Apenas 11% dos governos europeus são de esquerda. Se fossemos mais abrangentes, poderíamos falar de cerca de 20%. Isto não quer dizer que os restantes 89% ou 80% sejam exclusivamente de direita ou direita radical
Ou seja, dos 45 executivos europeus aqui considerados, apenas cinco são marcadamente de esquerda (Espanha, Ilhas Faroé, Malta, Noruega e Reino Unido). Se fossemos mais latos, poderíamos incluir mais quatro (Dinamarca, Eslováquia, Islândia e Kosovo). Assim, com números conservadores, apenas 11% dos governos europeus são de esquerda. Se fossemos mais abrangentes, poderíamos falar de cerca de 20%. Isto não quer dizer que os restantes 89% ou 80% sejam exclusivamente de direita ou direita radical. Todavia, o ascendente de tudo o que não seja esquerda radical, esquerda ou centro-esquerda é evidente.
Nos últimos tempos, a esquerda quase só se regozijou com vitórias anti-Trump. Mark Carney, no Canadá, recuperou 20 pontos percentuais relativamente aos conservadores para ganhar as eleições em meados de 2025. O trabalhista Anthony Albanese venceu, pela mesma altura, as eleições na Austrália, construindo a sua campanha em torno duma imagem de liderança calma por oposição à imprevisibilidade de um mundo agitado por Trump. Também Zohran Mamdani ganhou a Câmara de Nova Iorque, em parte, com uma campanha “Trump-Proofing NYC”. As conquistas da esquerda, pelo menos algumas das mais recentes e emblemáticas, têm sido pela negativa, contra um rival e uma ideia de desestabilização e ameaça que ele encarna.
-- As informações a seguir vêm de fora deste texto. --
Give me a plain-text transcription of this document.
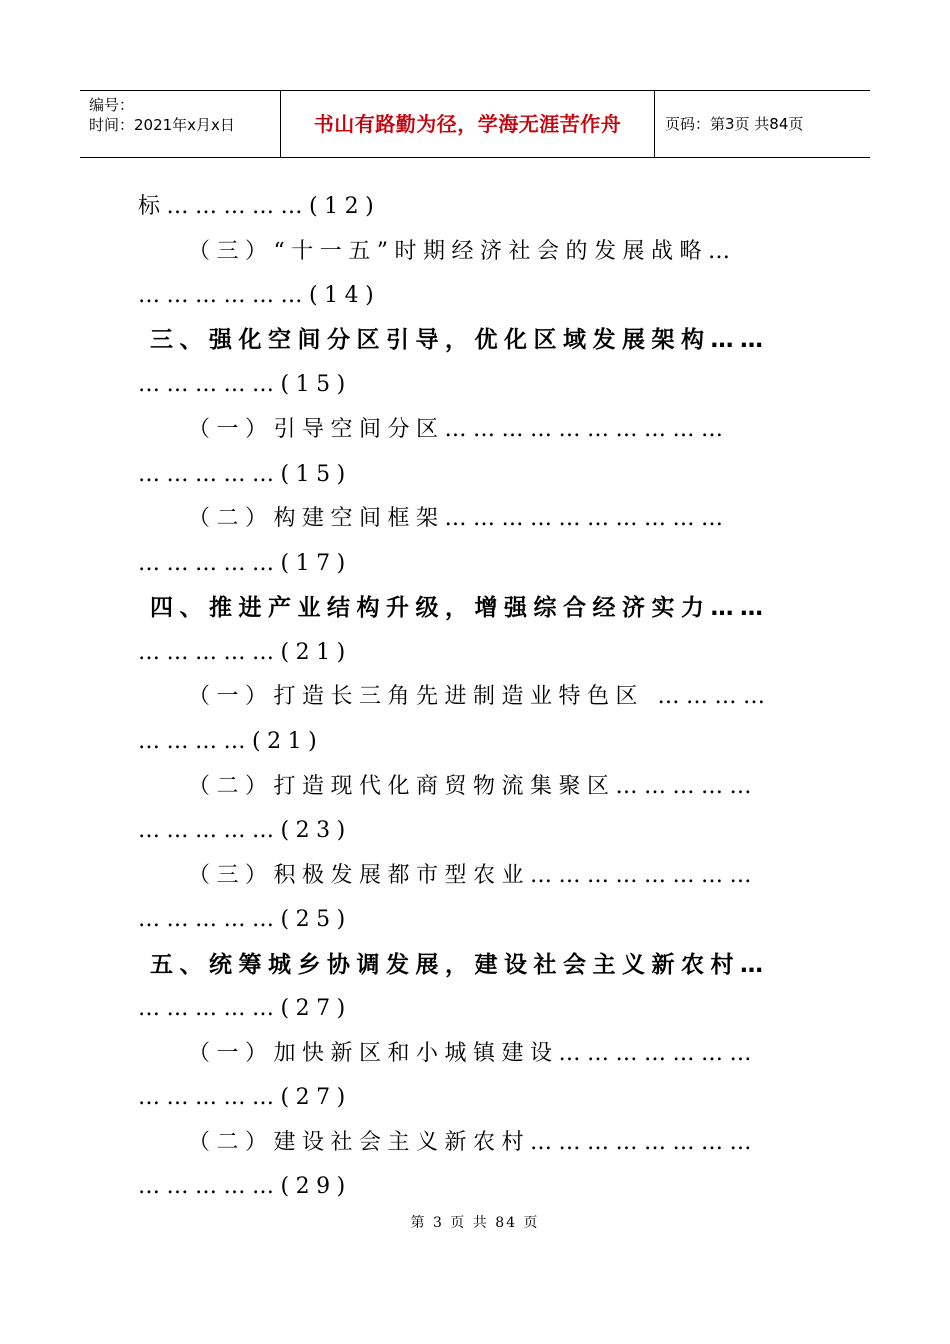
编号：
时间：2021年x月x日	书山有路勤为径，学海无涯苦作舟	页码：第3页 共84页
标……………(12)
（三）“十一五”时期经济社会的发展战略…
………………(14)
三、强化空间分区引导，优化区域发展架构……
……………(15)
（一）引导空间分区…………………………
……………(15)
（二）构建空间框架…………………………
……………(17)
四、推进产业结构升级，增强综合经济实力……
……………(21)
（一）打造长三角先进制造业特色区 …………
…………(21)
（二）打造现代化商贸物流集聚区……………
……………(23)
（三）积极发展都市型农业……………………
……………(25)
五、统筹城乡协调发展，建设社会主义新农村…
……………(27)
（一）加快新区和小城镇建设…………………
……………(27)
（二）建设社会主义新农村……………………
……………(29)
第 3 页 共 84 页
Há muita coisa escrita sobre o que a esquerda deve ou não fazer e sobre quais as lições a retirar dos tempos recentes. Já namorei este tema há anos e acho que, enfim, vi a luz. Se este tipo de vitórias, pela negativa, for sustentável no longo prazo, o prolongar de Trump e dos seus sucedâneos no tempo e no espaço pode dar um novo fôlego à esquerda. Quem sabe, talvez, o que a esquerda precise seja de um Trump em cada esquina.